B. Vérifier si une prorogation du délai devrait être accordée

[137] Les parties ont convenu que les cinq facteurs énoncés dans Schenkman peuvent orienter la Commission ou un arbitre de grief dans l’exercice de son pouvoir discrétionnaire de déterminer si une prorogation du délai devrait être accordée. Ils sont décrits comme suit au paragraphe 75 de cette décision :

  • le retard est justifié par des raisons claires, logiques et convaincantes;
  • la durée du retard;
  • la diligence raisonnable du fonctionnaire s’estimant lésé;
  • l’équilibre entre l’injustice causée à l’employé et le préjudice que subit l’employeur si la prorogation est accordée;
  • les chances de succès du grief.

 

 

[138] Les délais prévus dans les conventions collectives sont censés être respectés par les parties et ne devraient être prorogés que dans des circonstances exceptionnelles. Ces circonstances dépendent des faits de chaque cas. Voir Bowden, au par. 55.

[139] Il se peut que les cinq facteurs soient interreliés, selon les circonstances de la demande. Il va de soi que c’est l’ensemble des circonstances particulières qui définit un cas qui doit déterminer la valeur probante à attribuer à chacun de ces cinq critères, par rapport aux autres. Voir Thompson c. Conseil du Trésor (Agence des services frontaliers du Canada), 2007 CRTFP 59, au par. 7, et Jarry c. Conseil du Trésor (ministère de la Justice), 2009 CRTFP 11, au par. 27.

[140] Autrement dit, une approche trop rigide ou cloisonnée lors de l’évaluation de ces facteurs n’aidera pas à déterminer l’équité au sens de l’alinéa 61b) du Règlement. Voir Fraternité internationale des ouvriers en électricité, section locale 2228 c. Conseil du Trésor, 2013 CRTFP 144.

[141] L’employeur affirme qu’il n’existe aucune raison claire, logique et convaincante justifiant le retard, car le grief dans le présent cas était tardif de près de quatre ans. Même si le fonctionnaire laisse entendre qu’il a pris connaissance de son supposé droit de présenter sa candidature dans le cadre du processus de dotation uniquement au cours de discussions avec un collègue non désigné nommément en mars 2019, cela ne constitue pas une raison claire, logique et convaincante. Le fait qu’il ne savait pas qu’il pouvait présenter un grief plus tôt et qu’il a participé à des discussions officieuses ne constituent pas des raisons convaincantes justifiant le retard. Il aurait dû avoir présenté un grief, si ce n’était qu’afin de protéger ses droits.

[142] Le fonctionnaire allègue également que la pandémie a constitué un facteur dans le retard de la présentation de son grief. Toutefois, la grande partie du retard a eu lieu avant le début de la pandémie en mars 2020, date à laquelle le fonctionnaire était déjà trois ans et demi en retard.

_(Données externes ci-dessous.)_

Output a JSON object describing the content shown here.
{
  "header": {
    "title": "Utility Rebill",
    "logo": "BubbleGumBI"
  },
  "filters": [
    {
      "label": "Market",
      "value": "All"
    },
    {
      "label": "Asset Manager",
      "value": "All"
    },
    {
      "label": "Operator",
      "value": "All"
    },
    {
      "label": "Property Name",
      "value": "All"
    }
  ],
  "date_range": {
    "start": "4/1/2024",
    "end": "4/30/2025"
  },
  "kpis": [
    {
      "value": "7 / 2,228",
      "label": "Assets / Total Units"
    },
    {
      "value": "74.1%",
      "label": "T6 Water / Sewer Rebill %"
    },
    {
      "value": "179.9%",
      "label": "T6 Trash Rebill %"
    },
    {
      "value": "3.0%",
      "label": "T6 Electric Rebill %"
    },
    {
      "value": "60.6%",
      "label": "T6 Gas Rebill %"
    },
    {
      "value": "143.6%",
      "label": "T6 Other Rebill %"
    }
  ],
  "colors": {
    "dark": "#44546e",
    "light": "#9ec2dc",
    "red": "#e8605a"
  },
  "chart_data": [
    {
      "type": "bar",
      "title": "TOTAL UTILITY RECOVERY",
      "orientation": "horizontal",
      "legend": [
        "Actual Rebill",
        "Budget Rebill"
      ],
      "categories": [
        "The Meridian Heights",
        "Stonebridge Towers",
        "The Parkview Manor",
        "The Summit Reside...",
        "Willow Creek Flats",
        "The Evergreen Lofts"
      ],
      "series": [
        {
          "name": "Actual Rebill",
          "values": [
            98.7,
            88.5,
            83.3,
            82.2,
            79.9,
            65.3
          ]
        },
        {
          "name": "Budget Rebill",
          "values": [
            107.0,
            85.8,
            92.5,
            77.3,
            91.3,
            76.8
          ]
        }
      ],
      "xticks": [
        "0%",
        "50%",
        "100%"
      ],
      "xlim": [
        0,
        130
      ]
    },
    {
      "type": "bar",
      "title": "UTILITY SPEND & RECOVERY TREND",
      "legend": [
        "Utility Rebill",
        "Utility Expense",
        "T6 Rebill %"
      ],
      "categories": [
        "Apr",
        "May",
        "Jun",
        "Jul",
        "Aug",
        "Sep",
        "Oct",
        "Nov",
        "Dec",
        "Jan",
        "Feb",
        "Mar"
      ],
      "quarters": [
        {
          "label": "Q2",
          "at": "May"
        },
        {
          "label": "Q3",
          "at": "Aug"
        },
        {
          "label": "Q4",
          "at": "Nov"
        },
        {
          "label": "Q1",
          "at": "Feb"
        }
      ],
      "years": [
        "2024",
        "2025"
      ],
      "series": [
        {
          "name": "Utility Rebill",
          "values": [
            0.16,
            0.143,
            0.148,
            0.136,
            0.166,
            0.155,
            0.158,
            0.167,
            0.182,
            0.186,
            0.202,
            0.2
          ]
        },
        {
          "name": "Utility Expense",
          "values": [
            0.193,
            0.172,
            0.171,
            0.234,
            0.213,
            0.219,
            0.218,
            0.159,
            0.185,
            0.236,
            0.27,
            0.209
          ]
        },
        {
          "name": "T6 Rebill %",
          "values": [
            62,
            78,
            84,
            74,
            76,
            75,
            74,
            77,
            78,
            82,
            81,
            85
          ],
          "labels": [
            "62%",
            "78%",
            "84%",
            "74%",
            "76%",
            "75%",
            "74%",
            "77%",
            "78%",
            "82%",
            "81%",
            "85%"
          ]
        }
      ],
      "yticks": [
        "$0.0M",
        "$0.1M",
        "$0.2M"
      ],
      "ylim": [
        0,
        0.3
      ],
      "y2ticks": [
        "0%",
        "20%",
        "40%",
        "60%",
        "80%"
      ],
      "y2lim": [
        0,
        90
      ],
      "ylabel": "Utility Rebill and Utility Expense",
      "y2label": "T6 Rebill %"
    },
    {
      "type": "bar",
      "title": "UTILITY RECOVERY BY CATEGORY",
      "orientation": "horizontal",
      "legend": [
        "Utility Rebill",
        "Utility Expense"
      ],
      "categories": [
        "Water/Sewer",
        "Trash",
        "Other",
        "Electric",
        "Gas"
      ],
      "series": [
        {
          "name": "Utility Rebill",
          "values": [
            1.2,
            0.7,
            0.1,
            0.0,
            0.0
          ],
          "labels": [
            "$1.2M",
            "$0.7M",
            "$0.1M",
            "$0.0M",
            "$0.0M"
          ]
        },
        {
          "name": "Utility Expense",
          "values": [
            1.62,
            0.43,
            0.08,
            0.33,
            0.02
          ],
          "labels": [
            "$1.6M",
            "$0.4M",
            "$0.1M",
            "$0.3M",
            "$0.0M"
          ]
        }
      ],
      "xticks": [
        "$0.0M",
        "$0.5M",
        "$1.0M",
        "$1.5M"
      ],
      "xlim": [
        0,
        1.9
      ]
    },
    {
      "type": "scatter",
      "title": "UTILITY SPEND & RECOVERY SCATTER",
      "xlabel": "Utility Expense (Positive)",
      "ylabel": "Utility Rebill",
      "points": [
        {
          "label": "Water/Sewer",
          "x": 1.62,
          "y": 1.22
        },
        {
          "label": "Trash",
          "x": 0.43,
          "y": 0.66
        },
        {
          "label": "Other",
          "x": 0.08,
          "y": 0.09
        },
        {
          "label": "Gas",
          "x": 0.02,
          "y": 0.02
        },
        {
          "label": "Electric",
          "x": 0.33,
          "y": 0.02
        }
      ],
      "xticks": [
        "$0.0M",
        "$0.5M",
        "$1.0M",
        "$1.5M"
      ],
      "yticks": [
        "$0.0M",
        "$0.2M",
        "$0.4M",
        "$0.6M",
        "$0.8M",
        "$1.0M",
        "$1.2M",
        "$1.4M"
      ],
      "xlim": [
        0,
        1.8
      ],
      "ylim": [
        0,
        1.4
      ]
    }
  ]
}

[143] Le fonctionnaire soutient qu’il a pris connaissance du fait que l’employeur n’avait pas suivi les exigences en matière d’études du programme de dotation que lorsqu’il a eu une discussion avec son collègue en mars 2019, à la suite de laquelle il a communiqué immédiatement avec son gestionnaire et a travaillé en collaboration afin de déterminer les faits, conformément au processus de résolution informelle des conflits prévue dans la convention collective, la Loi et le Règlement.

VI. Conclusion

[144] Même si je peux envisager les situations factuelles où il se peut qu’un employé ne prenne pas connaissance d’une question qui a un effet préjudiciable sur ses conditions d’emploi quelque temps après l’événement, je me préoccupe du retard de deux ans et demi pour porter cette question à l’attention de l’employeur. Le retard semble considérablement excessif, compte tenu de la jurisprudence à cet égard.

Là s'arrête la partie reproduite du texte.